Comme nous l'avons bien détaillé au-dessus, ce C&C fait plusieurs choses :

  • - Vérifications sur le système hôte pour trouver des traces de programme "anti-malware" (VM, SandBox, AV, etc...)
  • - Déclaration des données permettant la communication (nom de domaine, page)
  • - Récupération d'un ensemble d'informations pour être envoyées au serveur de contrôle, les informations permettent d'établir un profil. Les voici :
    • - L'architecture du système hôte
    • - Le nom de l'utilisateur en cours
    • - Le nom de la machine hôte
    • - Des informations sur le système hôte
    • - Le niveau de droit de l'utilisateur (savoir si il s'agit d'un administrateur ou pas)

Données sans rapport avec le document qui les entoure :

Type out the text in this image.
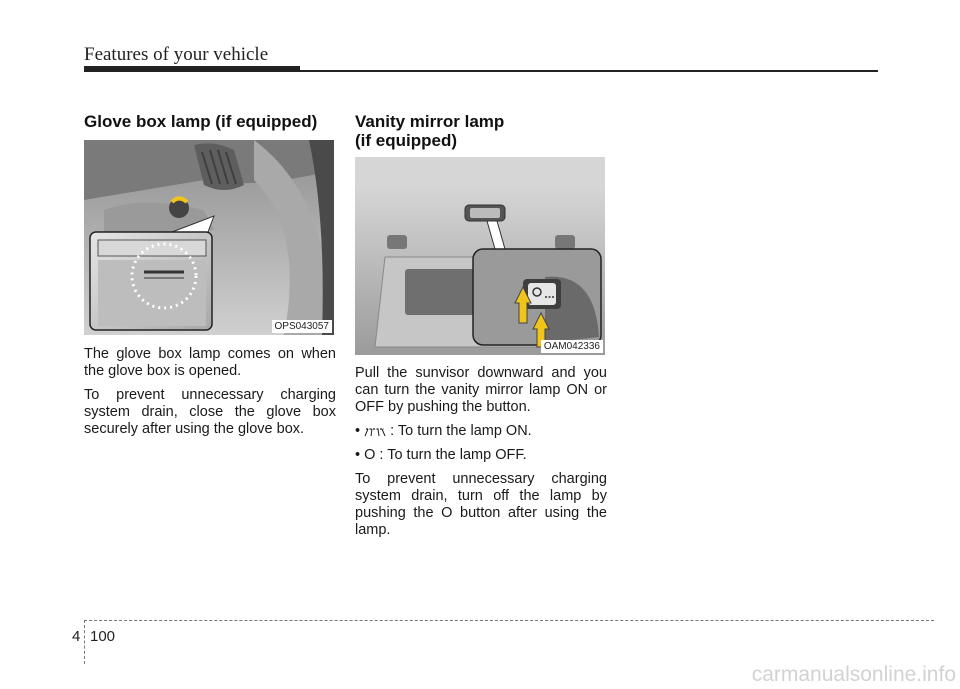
Features of your vehicle
Glove box lamp (if equipped)
OPS043057

The glove box lamp comes on when the glove box is opened.

To prevent unnecessary charging system drain, close the glove box securely after using the glove box.

Vanity mirror lamp
(if equipped)
OAM042336

Pull the sunvisor downward and you can turn the vanity mirror lamp ON or OFF by pushing the button.

•  : To turn the lamp ON.

• O : To turn the lamp OFF.

To prevent unnecessary charging system drain, turn off the lamp by pushing the O button after using the lamp.

4 100
carmanualsonline.info
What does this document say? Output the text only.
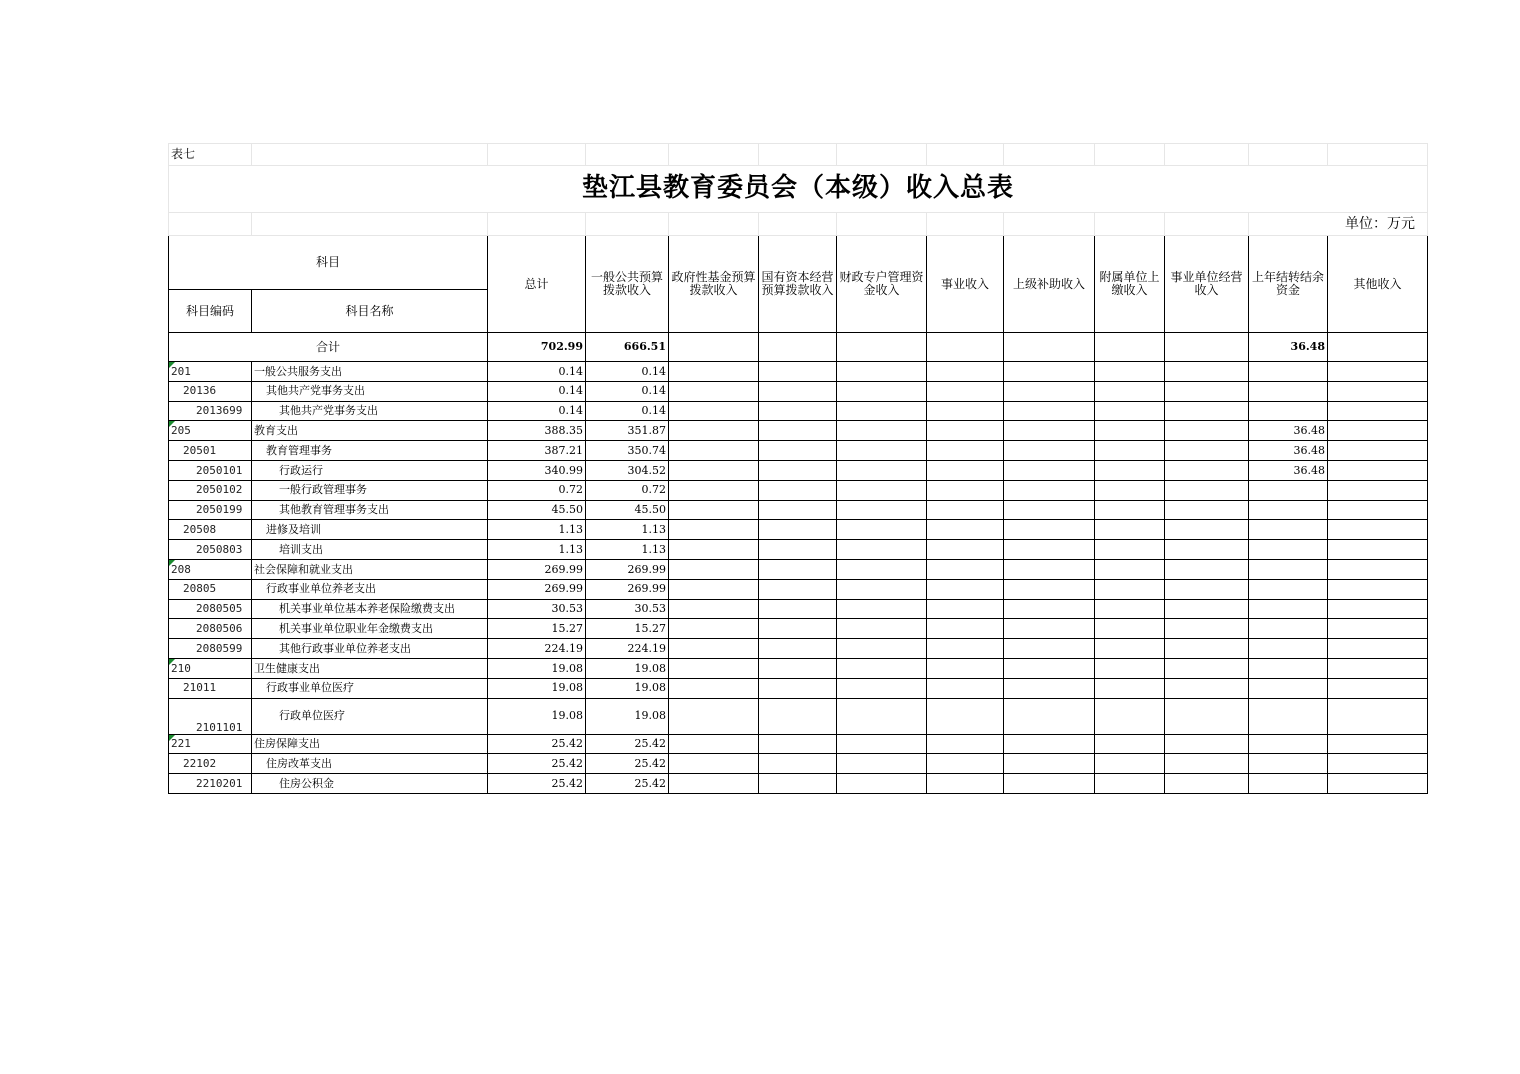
表七												
垫江县教育委员会（本级）收入总表												
											单位：万元	
科目		总计	一般公共预算拨款收入	政府性基金预算拨款收入	国有资本经营预算拨款收入	财政专户管理资金收入	事业收入	上级补助收入	附属单位上缴收入	事业单位经营收入	上年结转结余资金	其他收入
科目编码	科目名称											
合计		702.99	666.51								36.48	
201	一般公共服务支出	0.14	0.14									
20136	其他共产党事务支出	0.14	0.14									
2013699	其他共产党事务支出	0.14	0.14									
205	教育支出	388.35	351.87								36.48	
20501	教育管理事务	387.21	350.74								36.48	
2050101	行政运行	340.99	304.52								36.48	
2050102	一般行政管理事务	0.72	0.72									
2050199	其他教育管理事务支出	45.50	45.50									
20508	进修及培训	1.13	1.13									
2050803	培训支出	1.13	1.13									
208	社会保障和就业支出	269.99	269.99									
20805	行政事业单位养老支出	269.99	269.99									
2080505	机关事业单位基本养老保险缴费支出	30.53	30.53									
2080506	机关事业单位职业年金缴费支出	15.27	15.27									
2080599	其他行政事业单位养老支出	224.19	224.19									
210	卫生健康支出	19.08	19.08									
21011	行政事业单位医疗	19.08	19.08									
2101101	行政单位医疗	19.08	19.08									
221	住房保障支出	25.42	25.42									
22102	住房改革支出	25.42	25.42									
2210201	住房公积金	25.42	25.42									
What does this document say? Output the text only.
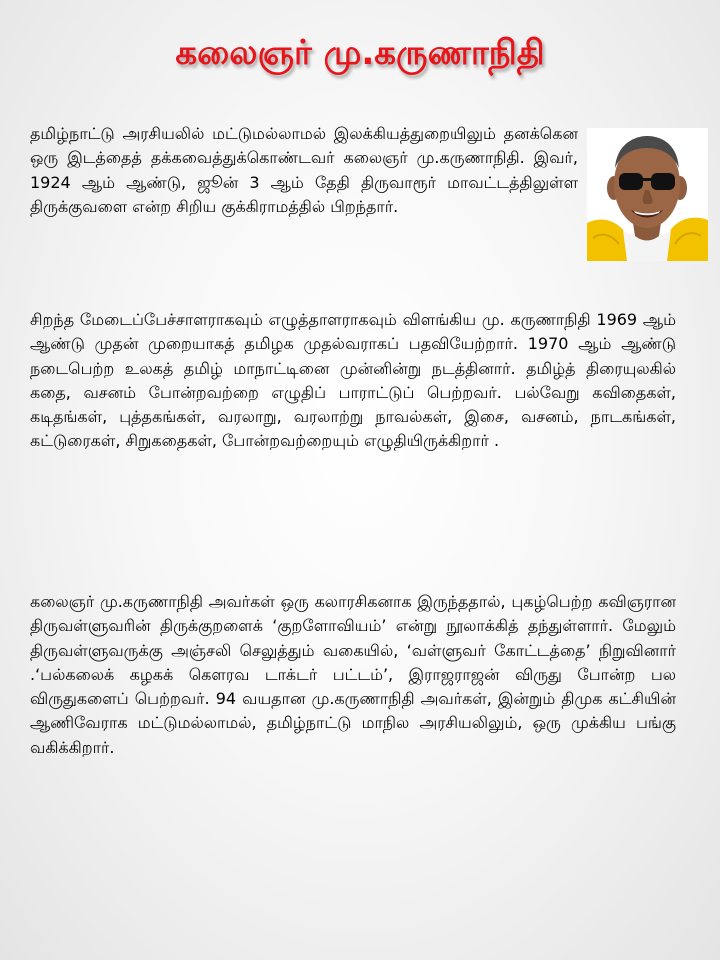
கலைஞர் மு.கருணாநிதி

தமிழ்நாட்டு அரசியலில் மட்டுமல்லாமல் இலக்கியத்துறையிலும் தனக்கென ஒரு இடத்தைத் தக்கவைத்துக்கொண்டவர் கலைஞர் மு.கருணாநிதி. இவர், 1924 ஆம் ஆண்டு, ஜூன் 3 ஆம் தேதி திருவாரூர் மாவட்டத்திலுள்ள திருக்குவளை என்ற சிறிய குக்கிராமத்தில் பிறந்தார்.

சிறந்த மேடைப்பேச்சாளராகவும் எழுத்தாளராகவும் விளங்கிய மு. கருணாநிதி 1969 ஆம் ஆண்டு முதன் முறையாகத் தமிழக முதல்வராகப் பதவியேற்றார். 1970 ஆம் ஆண்டு நடைபெற்ற உலகத் தமிழ் மாநாட்டினை முன்னின்று நடத்தினார். தமிழ்த் திரையுலகில் கதை, வசனம் போன்றவற்றை எழுதிப் பாராட்டுப் பெற்றவர். பல்வேறு கவிதைகள், கடிதங்கள், புத்தகங்கள், வரலாறு, வரலாற்று நாவல்கள், இசை, வசனம், நாடகங்கள், கட்டுரைகள், சிறுகதைகள், போன்றவற்றையும் எழுதியிருக்கிறார் .

கலைஞர் மு.கருணாநிதி அவர்கள் ஒரு கலாரசிகனாக இருந்ததால், புகழ்பெற்ற கவிஞரான திருவள்ளுவரின் திருக்குறளைக் ‘குறளோவியம்’ என்று நூலாக்கித் தந்துள்ளார். மேலும் திருவள்ளுவருக்கு அஞ்சலி செலுத்தும் வகையில், ‘வள்ளுவர் கோட்டத்தை’ நிறுவினார் .‘பல்கலைக் கழகக் கௌரவ டாக்டர் பட்டம்’, இராஜராஜன் விருது போன்ற பல விருதுகளைப் பெற்றவர். 94 வயதான மு.கருணாநிதி அவர்கள், இன்றும் திமுக கட்சியின் ஆணிவேராக மட்டுமல்லாமல், தமிழ்நாட்டு மாநில அரசியலிலும், ஒரு முக்கிய பங்கு வகிக்கிறார்.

    • - Des détails sur les volumes disques
    • - Le système d'exploitation de l'hôte
  • - Mise en persistance du C&C
  • - Premier échange de données avec le serveur de contrôle et récupération d'une valeur de retour qui peut être :
    • - 1
    • - 2
    • - 3
    • - notask
    • - rqf (retourné par le programme si une erreur est constatée lors de la communication avec le serveur)
  • - En fonction de la valeur de retour nous avons plusieurs scénarios possibles :
    • - 1 : télécharge un programme malveillant, l'exécute et renvoi une requête au serveur de contrôle.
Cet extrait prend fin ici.